Pericardium is another sac that's not shown in the picture. You need to open your anatomy book and think of these vocabularies in layers. Honestly, the concept isn't hard. It's the thought that the pericardium is another sac that escapes people mind and makes cardiology complicated.
Thank you so much!
 
For demonstration.

Free wall rupture does not cause pericardial rupture so you wouldn't have intrathoracic free fluid. The fluid will be contained within the pericardium causing near immediate tamponade. Tamponade is all about the rate of fluid accumulation and not amount.
Thank you so much!
 
Agreed, there's no reason to think that the pericardium would rupture as a result of an MI. With the caveat that this is definitely not my specialty, it seems like the major blood supply to the pericardium is via the pericardiophrenic artery, a branch of the internal thoracic artery. Coronary arteries have a minor contribution, if at all.
Thank you so much
 
Thank you so much.

Ok. Yes. I’m having some fun at your confusion. I can’t say I was never confused as a student.
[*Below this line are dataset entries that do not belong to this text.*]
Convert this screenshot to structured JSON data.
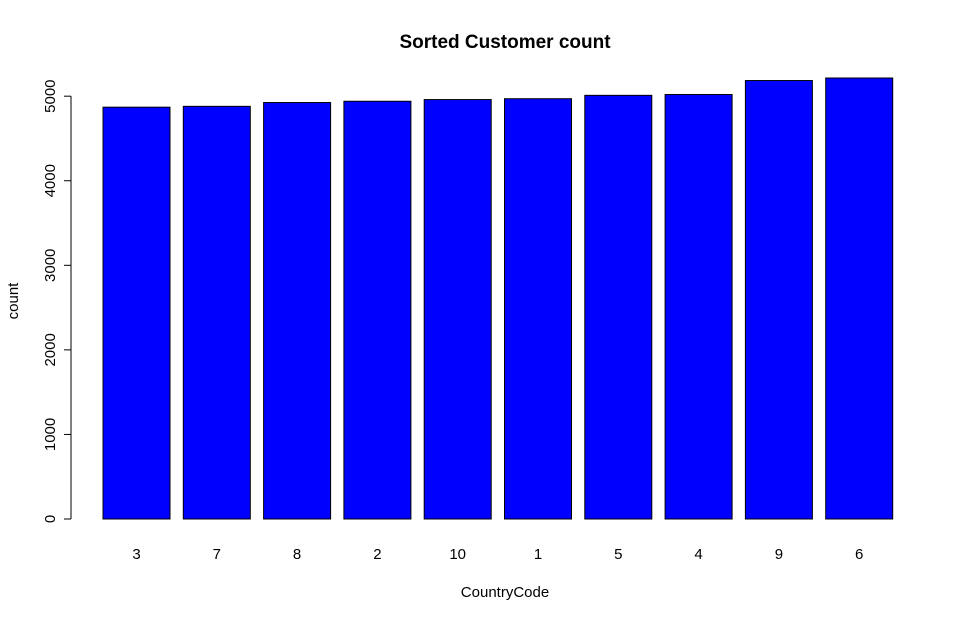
{
  "chart_data": {
    "type": "bar",
    "title": "Sorted Customer count",
    "xlabel": "CountryCode",
    "ylabel": "count",
    "categories": [
      "3",
      "7",
      "8",
      "2",
      "10",
      "1",
      "5",
      "4",
      "9",
      "6"
    ],
    "values": [
      4870,
      4880,
      4925,
      4940,
      4960,
      4970,
      5010,
      5020,
      5185,
      5215
    ],
    "ylim": [
      0,
      5215
    ],
    "yticks": [
      0,
      1000,
      2000,
      3000,
      4000,
      5000
    ],
    "bar_color": "#0000ff",
    "grid": false,
    "legend": "none"
  }
}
Or a resident. Or a fellow. Or even as an attending. The things you get confused about change of course. Keep up the good fight. It does get better.
 
OP: I've never heard of the pericardium rupturing from blown out myocardium.
The pericardium is pretty tough, it takes a good bit of force to rip it by hand.
You can get tamponade from penetrating trauma, which might be difficult to aspirate if the pooling clots.
Patient crashes, then time to open the chest.